Dos companheiros desencarnados só alguns melhoraram. Os pobres encarnados sofriam muito. Um dia perguntei ao nosso chefe, o Clóvis.

"Clóvis,será que estamos ajudando mesmo? Será que para isto não é necessário saber?"

“Não sei, José Luiz. Tenho pensado nisto. Mas podemos nos contentar planejando nossa vingança."

"Você não acha que eles colherão do que plantam?"

"Pode ser. Mas vingarei! Vingarei! Nem que Jesus me apareça, eu não perdôo!

Não somos bandidos, nem marginais e fomos miseravelmente tratados por termos um ideal político, por não pensarmos como eles. Saberei planejar e organizar esta vingança, que não só ficará aos que cumprem ordens, mas aos que mandam também."

"Você disse Jesus? Ele por acaso já esteve aqui?"

"Ele não, mas alguns que trabalham para Ele sim. É só orar que um deles aparece."

Pensei muito no que ouvi. Não estava satisfeito ali,lugar triste,vendo sofrimento e sofrendo. Afastei-me do grupo, fui para um canto do pátio e pus-me a orar as orações decoradas que sabia.

Mas depois, a oração saindo do coração, pedi ajuda e chorei.

"Quer ajuda? Está disposto a perdoar?"

"O senhor é Jesus?"

"Não, sou um desencarnado como você, mas que tem outra visão e entendimento."
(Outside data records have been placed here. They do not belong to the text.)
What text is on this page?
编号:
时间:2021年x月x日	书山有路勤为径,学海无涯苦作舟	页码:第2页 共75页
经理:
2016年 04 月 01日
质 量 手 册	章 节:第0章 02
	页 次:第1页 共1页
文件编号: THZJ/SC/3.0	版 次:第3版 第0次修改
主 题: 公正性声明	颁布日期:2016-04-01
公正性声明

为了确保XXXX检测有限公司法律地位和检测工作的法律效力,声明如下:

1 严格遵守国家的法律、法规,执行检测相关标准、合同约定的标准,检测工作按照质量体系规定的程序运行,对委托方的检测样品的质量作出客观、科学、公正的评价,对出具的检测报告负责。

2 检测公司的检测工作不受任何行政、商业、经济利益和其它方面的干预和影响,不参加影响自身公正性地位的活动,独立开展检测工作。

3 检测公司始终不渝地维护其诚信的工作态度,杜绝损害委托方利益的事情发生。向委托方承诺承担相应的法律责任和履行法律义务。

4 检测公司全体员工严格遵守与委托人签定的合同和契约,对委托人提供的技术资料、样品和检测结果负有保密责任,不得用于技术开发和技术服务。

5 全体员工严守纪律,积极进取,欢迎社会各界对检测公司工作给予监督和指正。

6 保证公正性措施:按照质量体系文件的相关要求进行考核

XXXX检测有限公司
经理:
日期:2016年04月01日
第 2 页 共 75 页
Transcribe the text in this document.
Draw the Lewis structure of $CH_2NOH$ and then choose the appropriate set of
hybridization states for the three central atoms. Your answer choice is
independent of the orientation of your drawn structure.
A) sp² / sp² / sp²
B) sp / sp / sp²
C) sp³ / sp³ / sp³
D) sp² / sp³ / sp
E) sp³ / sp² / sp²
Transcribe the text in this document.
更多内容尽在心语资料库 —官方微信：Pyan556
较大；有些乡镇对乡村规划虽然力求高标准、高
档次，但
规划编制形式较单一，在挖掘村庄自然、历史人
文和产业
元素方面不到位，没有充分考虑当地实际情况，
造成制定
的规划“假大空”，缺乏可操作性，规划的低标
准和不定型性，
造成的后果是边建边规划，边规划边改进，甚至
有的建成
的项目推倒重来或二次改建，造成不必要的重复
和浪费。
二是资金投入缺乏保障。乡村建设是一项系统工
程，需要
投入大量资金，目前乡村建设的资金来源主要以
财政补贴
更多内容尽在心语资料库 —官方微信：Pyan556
N.A.E. - Para ajudar, necessita-se primeiro estar bem, depois saber. Nenhum deles tinha condições para isto. Aos desencarnados ainda se consegue uma ajuda precária, mas aos encarnados só se atrapalha mais. Mas vingar, obsediar, sim, conseguem, principalmente se estes vibram negativamente, igual, portanto.

"Perdôo todo mundo. Não quero vingança. Quero melhorar!"

Pegou em minhas mãos e volitamos. Senti um frio na barriga, mas amei voar.

Fui levado para um Posto de Socorro. Achei maravilhoso. Logo estava curado dos meus ferimentos, mas tive que fazer um tratamento psicológico para que pudesse entender os traumas que ficaram em mim pela tortura que sofri, e por ter visto tantos companheiros mutilados.

Depois, fui encaminhado a uma Colônia onde fui entender o Plano Espiritual e passei a ser útil pelo trabalho.

Soube de minha Márita, ela conseguiu fugir com a filhinha, estava bem, casouse de novo e tem mais filhos.

Quando senti que era capaz de ajudar, pedi para auxiliar meus excompanheiros.

Voltei ao lugar em que estive quando desencarnei.Encontrei tudo mudado, ali estavam alguns espíritos que não conhecia. Fixando minha mente neles, localizei-os.

Receberam-me com alegria. Quando comecei a falar de mim, prestaram atenção no começo, mas logo se desinteressaram. Por mais que pedisse, implorasse,Clóvis e o grupo, grande nesta época, não me atenderam. Fizeram um núcleo no Umbral e faziam um cerco cerrado aos que julgavam culpados.

Infelizmente, não consegui convencer nenhum. José Luiz, é nosso amigo, se quiser continuar a sê-lo, não defenda estes miseráveis" - disse Clóvis.

"Não estou defendendo-os. Estou querendo o bem de vocês."

"Nosso bem é condenar os culpados."

Fui embora, mas não desisto,sempre que posso vou até eles na tentativa de ajudá-los.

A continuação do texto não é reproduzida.